Types and Examples

Dark patterns appear in many different forms. The following categorization distinguishes five groups according to their mode of action.

However, the classification is not to be understood conclusively. The borders between the categories and types are also partly fluid.

This group of dark patterns aims to build pressure. Users are repeatedly asked to act, they are confronted with (alleged) social norms or an (alleged) scarcity of goods. They see themselves under pressure to perform or refrain from performing a certain action.

This group of dark patterns goes beyond pressure. Users are (de facto) forced to conduct or to acquiesce an action in order to perform another.

Obstacle dark patterns try to dissuade the user from certain actions. For this purpose, they place obstacles.

This group of dark patterns imposes additional purchases of goods or services on users without them initially noticing.

For example, an additional object unintentionally ends up in the shopping cart and must be deliberately removed, otherwise, the item will be purchased.

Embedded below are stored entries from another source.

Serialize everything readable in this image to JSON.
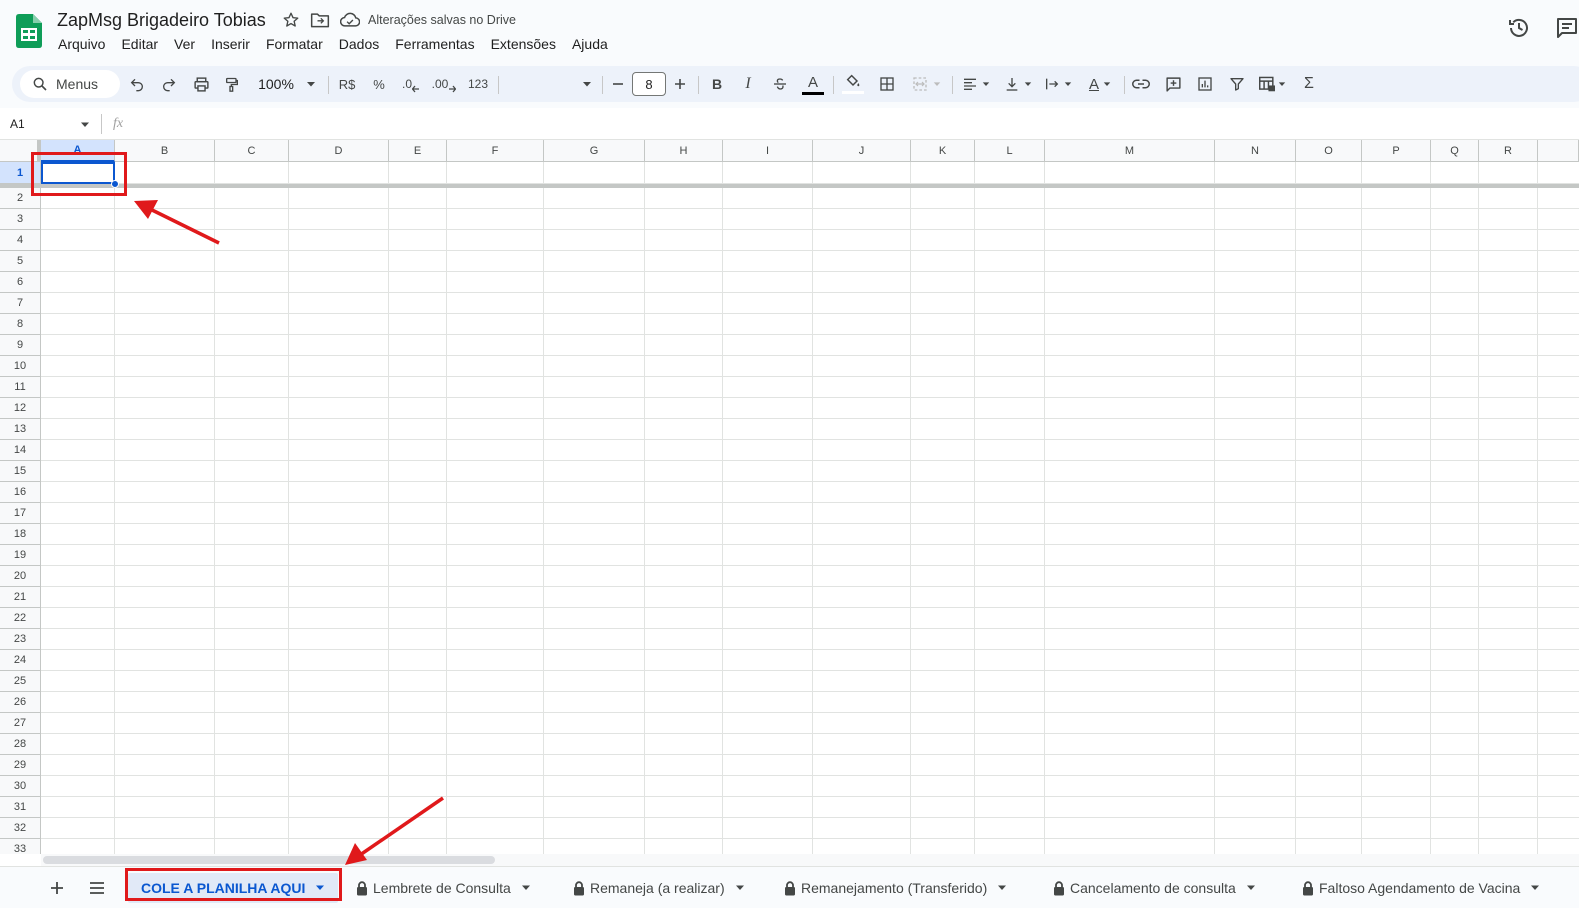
{
  "app": {
    "title": "ZapMsg Brigadeiro Tobias",
    "save_status": "Alterações salvas no Drive",
    "brand_color": "#0f9d58"
  },
  "menu": [
    "Arquivo",
    "Editar",
    "Ver",
    "Inserir",
    "Formatar",
    "Dados",
    "Ferramentas",
    "Extensões",
    "Ajuda"
  ],
  "toolbar": {
    "search_label": "Menus",
    "zoom": "100%",
    "currency": "R$",
    "percent": "%",
    "decrease_decimal": ".0",
    "increase_decimal": ".00",
    "number_format": "123",
    "font_size": "8",
    "bold": "B",
    "italic": "I",
    "text_color_letter": "A",
    "rotate_letter": "A",
    "functions": "Σ"
  },
  "formula_bar": {
    "cell_ref": "A1",
    "fx": "fx"
  },
  "columns": [
    "A",
    "B",
    "C",
    "D",
    "E",
    "F",
    "G",
    "H",
    "I",
    "J",
    "K",
    "L",
    "M",
    "N",
    "O",
    "P",
    "Q",
    "R"
  ],
  "rows": [
    "1",
    "2",
    "3",
    "4",
    "5",
    "6",
    "7",
    "8",
    "9",
    "10",
    "11",
    "12",
    "13",
    "14",
    "15",
    "16",
    "17",
    "18",
    "19",
    "20",
    "21",
    "22",
    "23",
    "24",
    "25",
    "26",
    "27",
    "28",
    "29",
    "30",
    "31",
    "32",
    "33"
  ],
  "selected": {
    "column": "A",
    "row": "1"
  },
  "sheets": [
    {
      "name": "COLE A PLANILHA AQUI",
      "active": true,
      "locked": false
    },
    {
      "name": "Lembrete de Consulta",
      "active": false,
      "locked": true
    },
    {
      "name": "Remaneja (a realizar)",
      "active": false,
      "locked": true
    },
    {
      "name": "Remanejamento (Transferido)",
      "active": false,
      "locked": true
    },
    {
      "name": "Cancelamento de consulta",
      "active": false,
      "locked": true
    },
    {
      "name": "Faltoso Agendamento de Vacina",
      "active": false,
      "locked": true
    }
  ],
  "colors": {
    "accent": "#0b57d0",
    "annotation": "#e0191b",
    "grid_line": "#e1e3e1"
  }
}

Deception patterns use visual design to distract from relevant information or to frustrate the usual expectations of user interface design. They abuse proven or "good" design patterns to mislead users into unintended paths.

The present attempt of categorization builds on various preliminary works and amends them. Brignull was the first to describe and name twelve different "types" of dark patterns. Other authors adopted these terms which are still used today. Gray et al. refined Brignull's categorization by introducing five generic terms. Mathur et al. further build on these.